I realized on Monday that Obscure Media Monday was slightly over a year old. In that time I wrote 32 entries. I should post more often, or at least more regularly. I’ve been shooting for every-other week and posting less than when I was trying to post every week. *shrug* Human beings seem to harbor the desire to share their opinions with others. It’s been fun to occasionally have someone say, “Hey, that sounds cool. I’ll check that out.” To wit: OMM Anniversary Updates
Since I haven’t posted anything about ebooks and ebook readers in a while:
Will today’s eBook readers be obsolete? | PC Mike – Tech News and Reviews
I’ve been an early adapter of this technology, globbing on to the first Kindle when it came out two years ago. Since then, there have been two new versions and some of the latest improvements aren’t compatible with my older Kindle. I paid about $350 for it in 2007 and, while it’s still quite usable, I’m somewhat frustrated that, well, it’s been left behind in the technodust.

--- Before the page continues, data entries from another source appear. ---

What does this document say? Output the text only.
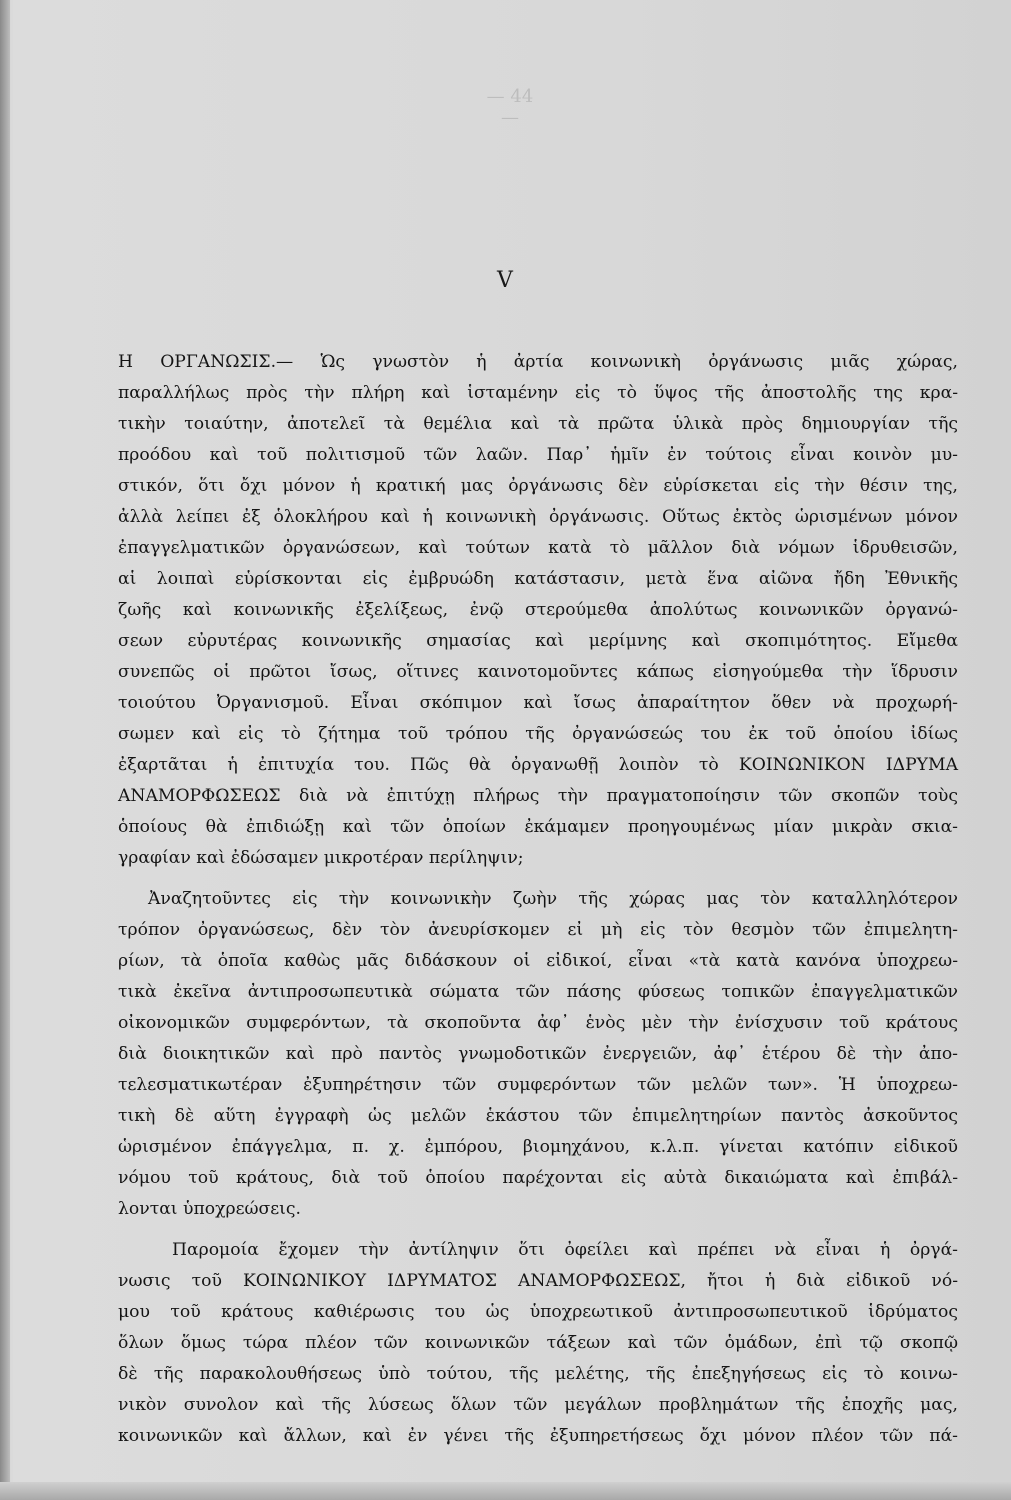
— 44 —
V
Η ΟΡΓΑΝΩΣΙΣ.— Ὡς γνωστὸν ἡ ἀρτία κοινωνικὴ ὀργάνωσις μιᾶς χώρας,
παραλλήλως πρὸς τὴν πλήρη καὶ ἱσταμένην εἰς τὸ ὕψος τῆς ἀποστολῆς της κρα-
τικὴν τοιαύτην, ἀποτελεῖ τὰ θεμέλια καὶ τὰ πρῶτα ὑλικὰ πρὸς δημιουργίαν τῆς
προόδου καὶ τοῦ πολιτισμοῦ τῶν λαῶν. Παρ᾽ ἡμῖν ἐν τούτοις εἶναι κοινὸν μυ-
στικόν, ὅτι ὄχι μόνον ἡ κρατική μας ὀργάνωσις δὲν εὑρίσκεται εἰς τὴν θέσιν της,
ἀλλὰ λείπει ἐξ ὁλοκλήρου καὶ ἡ κοινωνικὴ ὀργάνωσις. Οὕτως ἐκτὸς ὡρισμένων μόνον
ἐπαγγελματικῶν ὀργανώσεων, καὶ τούτων κατὰ τὸ μᾶλλον διὰ νόμων ἱδρυθεισῶν,
αἱ λοιπαὶ εὑρίσκονται εἰς ἐμβρυώδη κατάστασιν, μετὰ ἕνα αἰῶνα ἤδη Ἐθνικῆς
ζωῆς καὶ κοινωνικῆς ἐξελίξεως, ἐνῷ στερούμεθα ἀπολύτως κοινωνικῶν ὀργανώ-
σεων εὐρυτέρας κοινωνικῆς σημασίας καὶ μερίμνης καὶ σκοπιμότητος. Εἴμεθα
συνεπῶς οἱ πρῶτοι ἴσως, οἵτινες καινοτομοῦντες κάπως εἰσηγούμεθα τὴν ἵδρυσιν
τοιούτου Ὀργανισμοῦ. Εἶναι σκόπιμον καὶ ἴσως ἀπαραίτητον ὅθεν νὰ προχωρή-
σωμεν καὶ εἰς τὸ ζήτημα τοῦ τρόπου τῆς ὀργανώσεώς του ἐκ τοῦ ὁποίου ἰδίως
ἐξαρτᾶται ἡ ἐπιτυχία του. Πῶς θὰ ὀργανωθῇ λοιπὸν τὸ ΚΟΙΝΩΝΙΚΟΝ ΙΔΡΥΜΑ
ΑΝΑΜΟΡΦΩΣΕΩΣ διὰ νὰ ἐπιτύχῃ πλήρως τὴν πραγματοποίησιν τῶν σκοπῶν τοὺς
ὁποίους θὰ ἐπιδιώξῃ καὶ τῶν ὁποίων ἐκάμαμεν προηγουμένως μίαν μικρὰν σκια-
γραφίαν καὶ ἐδώσαμεν μικροτέραν περίληψιν;
Ἀναζητοῦντες εἰς τὴν κοινωνικὴν ζωὴν τῆς χώρας μας τὸν καταλληλότερον
τρόπον ὀργανώσεως, δὲν τὸν ἀνευρίσκομεν εἰ μὴ εἰς τὸν θεσμὸν τῶν ἐπιμελητη-
ρίων, τὰ ὁποῖα καθὼς μᾶς διδάσκουν οἱ εἰδικοί, εἶναι «τὰ κατὰ κανόνα ὑποχρεω-
τικὰ ἐκεῖνα ἀντιπροσωπευτικὰ σώματα τῶν πάσης φύσεως τοπικῶν ἐπαγγελματικῶν
οἰκονομικῶν συμφερόντων, τὰ σκοποῦντα ἀφ᾽ ἑνὸς μὲν τὴν ἐνίσχυσιν τοῦ κράτους
διὰ διοικητικῶν καὶ πρὸ παντὸς γνωμοδοτικῶν ἐνεργειῶν, ἀφ᾽ ἑτέρου δὲ τὴν ἀπο-
τελεσματικωτέραν ἐξυπηρέτησιν τῶν συμφερόντων τῶν μελῶν των». Ἡ ὑποχρεω-
τικὴ δὲ αὕτη ἐγγραφὴ ὡς μελῶν ἑκάστου τῶν ἐπιμελητηρίων παντὸς ἀσκοῦντος
ὡρισμένον ἐπάγγελμα, π. χ. ἐμπόρου, βιομηχάνου, κ.λ.π. γίνεται κατόπιν εἰδικοῦ
νόμου τοῦ κράτους, διὰ τοῦ ὁποίου παρέχονται εἰς αὐτὰ δικαιώματα καὶ ἐπιβάλ-
λονται ὑποχρεώσεις.
Παρομοία ἔχομεν τὴν ἀντίληψιν ὅτι ὀφείλει καὶ πρέπει νὰ εἶναι ἡ ὀργά-
νωσις τοῦ ΚΟΙΝΩΝΙΚΟΥ ΙΔΡΥΜΑΤΟΣ ΑΝΑΜΟΡΦΩΣΕΩΣ, ἤτοι ἡ διὰ εἰδικοῦ νό-
μου τοῦ κράτους καθιέρωσις του ὡς ὑποχρεωτικοῦ ἀντιπροσωπευτικοῦ ἱδρύματος
ὅλων ὅμως τώρα πλέον τῶν κοινωνικῶν τάξεων καὶ τῶν ὁμάδων, ἐπὶ τῷ σκοπῷ
δὲ τῆς παρακολουθήσεως ὑπὸ τούτου, τῆς μελέτης, τῆς ἐπεξηγήσεως εἰς τὸ κοινω-
νικὸν συνολον καὶ τῆς λύσεως ὅλων τῶν μεγάλων προβλημάτων τῆς ἐποχῆς μας,
κοινωνικῶν καὶ ἄλλων, καὶ ἐν γένει τῆς ἐξυπηρετήσεως ὄχι μόνον πλέον τῶν πά-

Eric and I were talking about the Kindle in particular last night, regarding how long its working life might be from a physical standpoint. In another three years, will the originals start getting glitchy? I suppose it might not matter if the stream of upgrade/obsolescence is fast-moving enough. Which raises the question: If I buy a $350 piece of personal electronics, how long should I expect it to be useful? Is that length of time getting shorter?
Book #21 – Slippage by Harlan Ellison
It’s been a while since I’ve read much Ellison beyond re-reading “The Paladin of the Lost Hour” or the occasional essay. I’ve read many short stories this year, and honestly, the best of them weren’t in this anthology. And such is my experience with Ellison in general. Sometimes, his writing clicks with me. Other times, I can take him or leave him. I did enjoy “Where I Shall Dwell in the Next World,” in which Ellison gives a glimpse of his process in relation to a couple of short-shorts. The benefit I do get from him is in the periphery things. There was mention of “One Ordinary Day, with Peanuts” by Shirley Jackson (a story I had on hand and read — very enjoyable!) and of Gerald Kersh. Interestingly, back in 1997 when Slippage was published, Kersh was out-of-print and perhaps close to being forgotten. Now, he’s available at Amazon.com and there are several web pages devoted to him. I wonder if that would have occurred in the absence of the internet, the thing with which Ellison and other fantasists have an extremely contentious relationship.
Could it be that the internet, that downfall-of-civilization, actually helps us share the things we find important or, at least, enjoyable?